A federal order that mandates inter-regional coordination on cost allocation for large-scale electricity transmission projects could mean better rates for consumers.

The order also requires all transmission providers to participate in the regional planning process. The contracts to build new facilities will be open to all companies, instead of project awards based on service territory of existing companies.

“Customers could see better rates, according to the D.C. circuit, but how Order 1000 will be implemented is a little suspect,” said Matt McGuire, an associate attorney focused on electric and gas regulatory issues at Jones Day law firm in Washington, D.C.

The Federal Energy Regulatory Commission passed Order No. 1000, which deals with some regulatory and legal issues of renewable energy.

Issues surrounding the Order No. 1000 anchored the first panel discussion at annual Searle Center Conference on Energy Regulation hosted by the Northwestern University School of Law. The conference, which met Thursday and Friday, debated other energy regulation issues such as modernization of the marketplace.
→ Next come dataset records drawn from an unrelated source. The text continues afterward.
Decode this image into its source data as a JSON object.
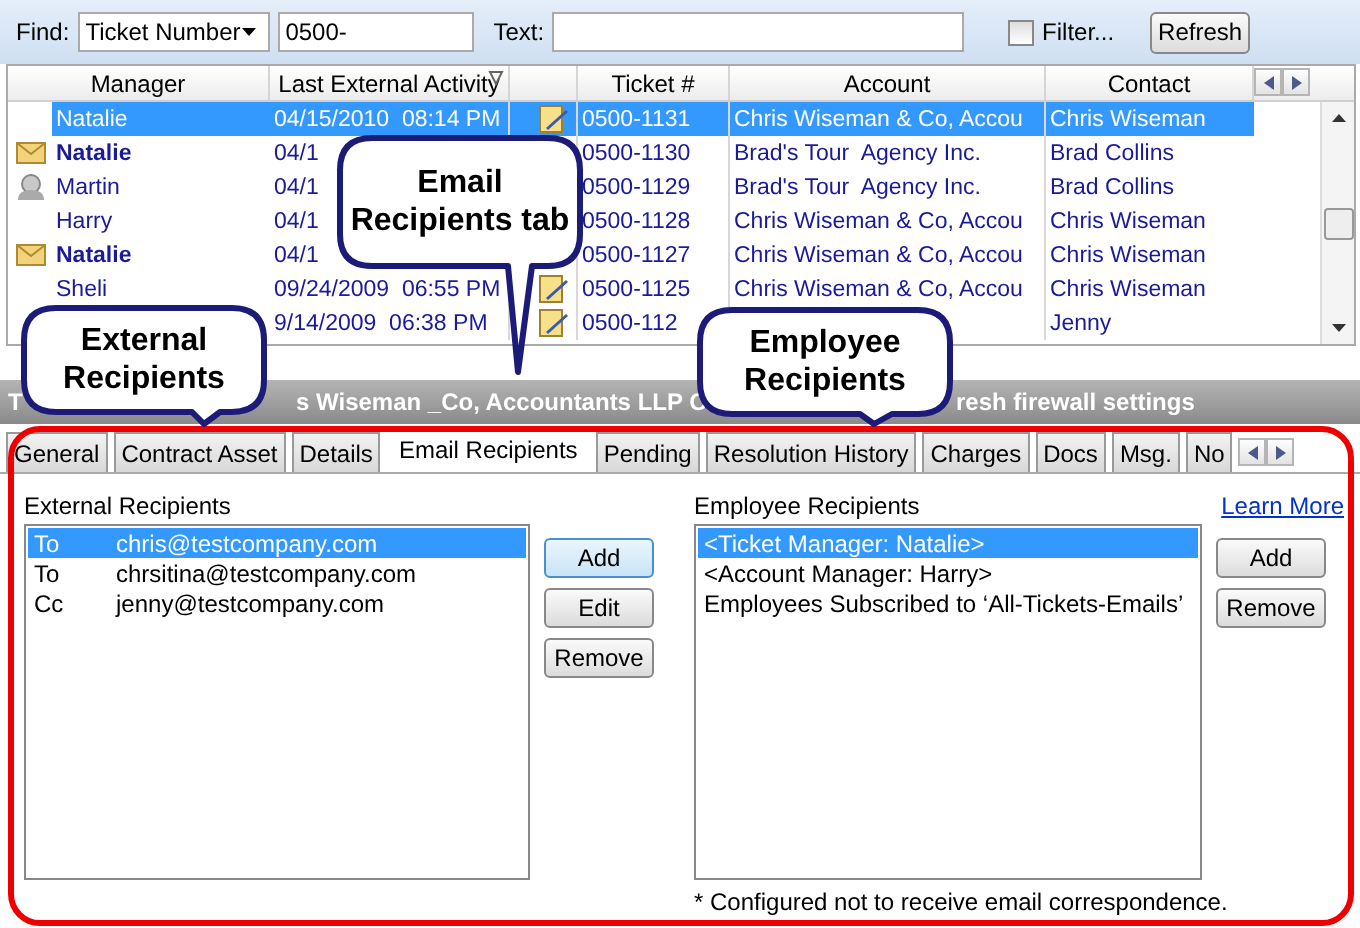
{
  "toolbar": {
    "find_label": "Find:",
    "find_field": "Ticket Number",
    "search_value": "0500-",
    "text_label": "Text:",
    "filter": {
      "label": "Filter...",
      "checked": false
    },
    "refresh_button": "Refresh"
  },
  "grid": {
    "columns": {
      "manager": "Manager",
      "date": "Last External Activity",
      "ticket": "Ticket #",
      "account": "Account",
      "contact": "Contact"
    },
    "rows": [
      {
        "kind": "plain",
        "manager": "Natalie",
        "bold": false,
        "date": "04/15/2010  08:14 PM",
        "attachment": true,
        "ticket": "0500-1131",
        "account": "Chris Wiseman & Co, Accou",
        "contact": "Chris Wiseman",
        "selected": true
      },
      {
        "kind": "envelope",
        "manager": "Natalie",
        "bold": true,
        "date": "04/1",
        "ticket": "0500-1130",
        "account": "Brad's Tour  Agency Inc.",
        "contact": "Brad Collins",
        "selected": false
      },
      {
        "kind": "person",
        "manager": "Martin",
        "bold": false,
        "date": "04/1",
        "ticket": "0500-1129",
        "account": "Brad's Tour  Agency Inc.",
        "contact": "Brad Collins",
        "selected": false
      },
      {
        "kind": "plain",
        "manager": "Harry",
        "bold": false,
        "date": "04/1",
        "ticket": "0500-1128",
        "account": "Chris Wiseman & Co, Accou",
        "contact": "Chris Wiseman",
        "selected": false
      },
      {
        "kind": "envelope",
        "manager": "Natalie",
        "bold": true,
        "date": "04/1",
        "ticket": "0500-1127",
        "account": "Chris Wiseman & Co, Accou",
        "contact": "Chris Wiseman",
        "selected": false
      },
      {
        "kind": "plain",
        "manager": "Sheli",
        "bold": false,
        "date": "09/24/2009  06:55 PM",
        "attachment": true,
        "ticket": "0500-1125",
        "account": "Chris Wiseman & Co, Accou",
        "contact": "Chris Wiseman",
        "selected": false
      },
      {
        "kind": "plain",
        "date": "9/14/2009  06:38 PM",
        "attachment": true,
        "ticket": "0500-112",
        "contact": "Jenny",
        "selected": false
      }
    ]
  },
  "title_bar": [
    "T",
    "s Wiseman _Co, Accountants LLP C",
    "resh firewall settings"
  ],
  "tabs": [
    {
      "label": "General",
      "selected": false
    },
    {
      "label": "Contract Asset",
      "selected": false
    },
    {
      "label": "Details",
      "selected": false
    },
    {
      "label": "Email Recipients",
      "selected": true
    },
    {
      "label": "Pending",
      "selected": false
    },
    {
      "label": "Resolution History",
      "selected": false
    },
    {
      "label": "Charges",
      "selected": false
    },
    {
      "label": "Docs",
      "selected": false
    },
    {
      "label": "Msg.",
      "selected": false
    },
    {
      "label": "No",
      "selected": false
    }
  ],
  "external": {
    "label": "External Recipients",
    "recipients": [
      {
        "type": "To",
        "email": "chris@testcompany.com",
        "selected": true
      },
      {
        "type": "To",
        "email": "chrsitina@testcompany.com",
        "selected": false
      },
      {
        "type": "Cc",
        "email": "jenny@testcompany.com",
        "selected": false
      }
    ],
    "buttons": [
      "Add",
      "Edit",
      "Remove"
    ]
  },
  "employee": {
    "label": "Employee Recipients",
    "learn_more": "Learn More",
    "recipients": [
      {
        "text": "<Ticket Manager: Natalie>",
        "selected": true
      },
      {
        "text": "<Account Manager: Harry>",
        "selected": false
      },
      {
        "text": "Employees Subscribed to ‘All-Tickets-Emails’",
        "selected": false
      }
    ],
    "buttons": [
      "Add",
      "Remove"
    ],
    "note": "* Configured not to receive email correspondence."
  },
  "callouts": [
    {
      "lines": [
        "Email",
        "Recipients tab"
      ]
    },
    {
      "lines": [
        "External",
        "Recipients"
      ]
    },
    {
      "lines": [
        "Employee",
        "Recipients"
      ]
    }
  ]
}
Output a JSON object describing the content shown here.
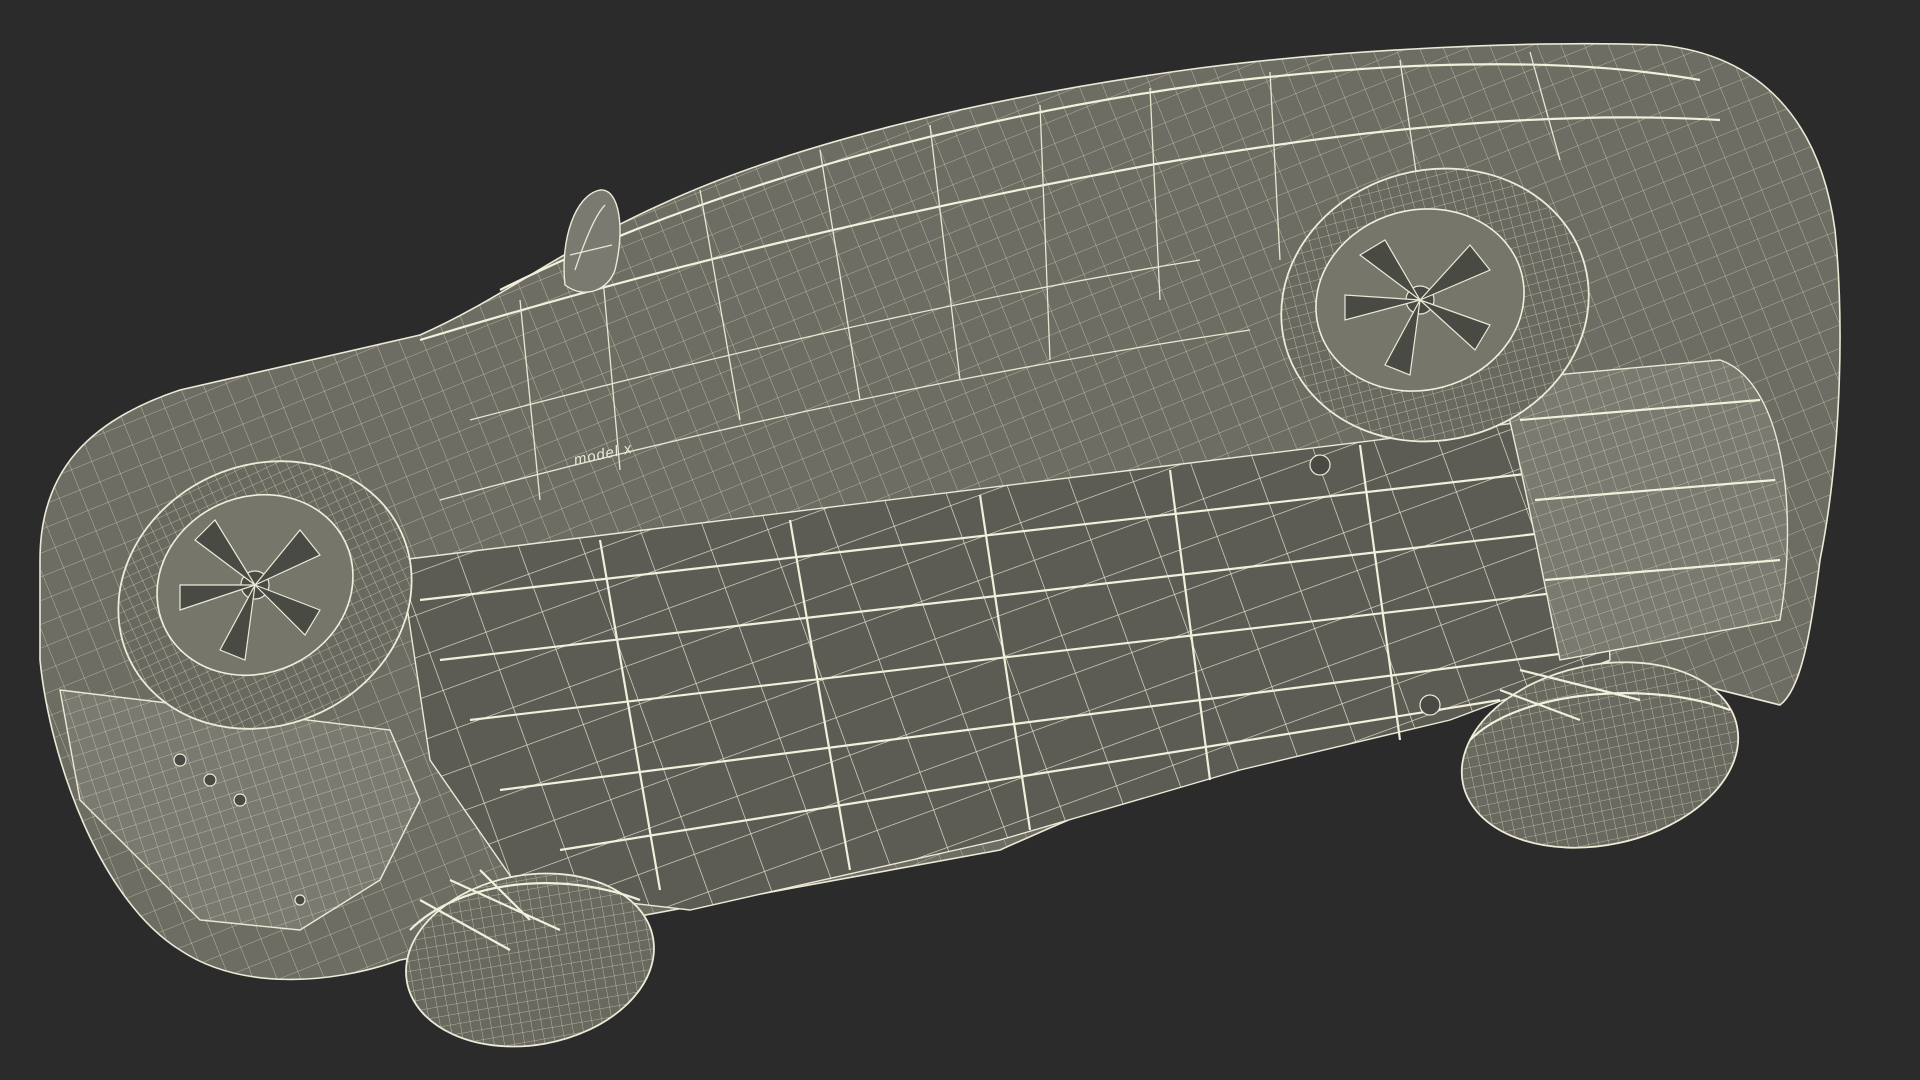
{
  "scene": {
    "background_color": "#2b2b2b",
    "wire_color": "#ece9d6",
    "surface_color": "#6e6d63"
  },
  "badge": {
    "text": "model x"
  }
}
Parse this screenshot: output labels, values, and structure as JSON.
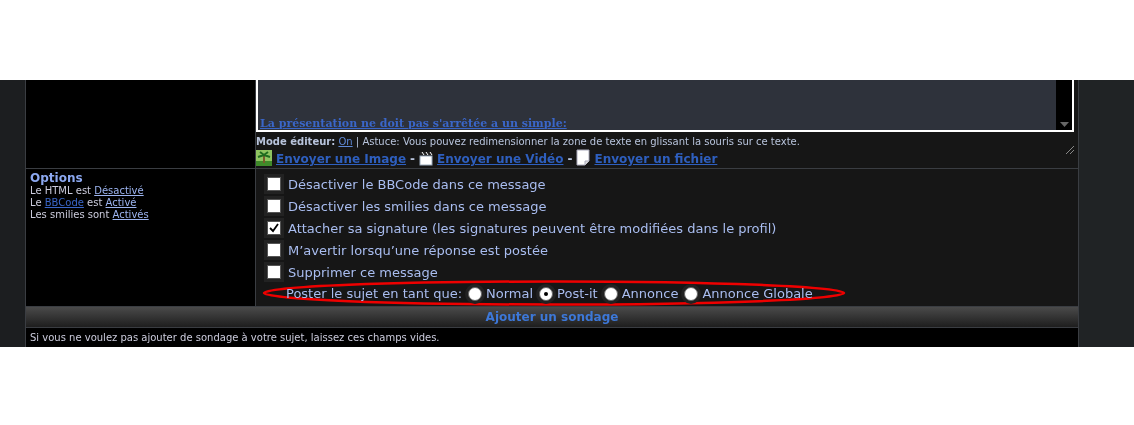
{
  "editor": {
    "text": "La présentation ne doit pas s'arrêtée a un simple:",
    "mode_label": "Mode éditeur:",
    "mode_value": "On",
    "tip": "| Astuce: Vous pouvez redimensionner la zone de texte en glissant la souris sur ce texte.",
    "uploads": [
      {
        "kind": "image",
        "label": "Envoyer une Image"
      },
      {
        "kind": "video",
        "label": "Envoyer une Vidéo"
      },
      {
        "kind": "file",
        "label": "Envoyer un fichier"
      }
    ],
    "separator": "-"
  },
  "options": {
    "title": "Options",
    "lines": [
      {
        "parts": [
          {
            "kind": "text",
            "text": "Le HTML est "
          },
          {
            "kind": "link",
            "text": "Désactivé"
          }
        ]
      },
      {
        "parts": [
          {
            "kind": "text",
            "text": "Le "
          },
          {
            "kind": "link",
            "text": "BBCode"
          },
          {
            "kind": "text",
            "text": " est "
          },
          {
            "kind": "link",
            "text": "Activé"
          }
        ]
      },
      {
        "parts": [
          {
            "kind": "text",
            "text": "Les smilies sont "
          },
          {
            "kind": "link",
            "text": "Activés"
          }
        ]
      }
    ],
    "checkboxes": [
      {
        "label": "Désactiver le BBCode dans ce message",
        "checked": false
      },
      {
        "label": "Désactiver les smilies dans ce message",
        "checked": false
      },
      {
        "label": "Attacher sa signature (les signatures peuvent être modifiées dans le profil)",
        "checked": true
      },
      {
        "label": "M’avertir lorsqu’une réponse est postée",
        "checked": false
      },
      {
        "label": "Supprimer ce message",
        "checked": false
      }
    ],
    "post_as": {
      "label": "Poster le sujet en tant que:",
      "choices": [
        {
          "label": "Normal",
          "selected": false
        },
        {
          "label": "Post-it",
          "selected": true
        },
        {
          "label": "Annonce",
          "selected": false
        },
        {
          "label": "Annonce Globale",
          "selected": false
        }
      ]
    }
  },
  "poll": {
    "header": "Ajouter un sondage",
    "hint": "Si vous ne voulez pas ajouter de sondage à votre sujet, laissez ces champs vides."
  }
}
Climate change is a growing concern for the United States, which is why the Obama Administration has focused on initiatives that reduce greenhouse gas emissions through clean energy policies. One of the issues is how renewable energy will be transported to other regions in the United States.

Trucks and pipelines transport traditional energy, such as coal and gas, across the United States. Wind and solar energy cannot be moved like this, so new infrastructure and transmission lines must be built.

“Several of my proposals to change Order 1000 are things that Congress needs to do. And Congress is not doing much of anything. Making major changes that would diminish state authority and favor federal or regional authority is not something you see coming,” said Alexandra Klass, an attorney and professor of law at University of Minnesota.

“Federal authority is used when there is a national view that the state process is broken down and because we are not wholly dependent on renewables right now we don’t see that, we can still use our traditional energy resources. But for renewables to be a bigger component we are going to need a more extensive interstate power grid,” Klass said.

In theory, competition in the marketplace is good for the consumer, but it is too soon to tell whether the Order 1000 can be implemented successfully.

ComEd provides Chicago and the northeast area of Illinois with electricity. ComEd is part of a larger regional transmission company, PJM, which mainly covers Pennsylvania, Ohio, New Jersey, Maryland West Virginia, and Virginia. The rest of Illinois is covered by MISO, a different electricity provider that covers most of the Midwest.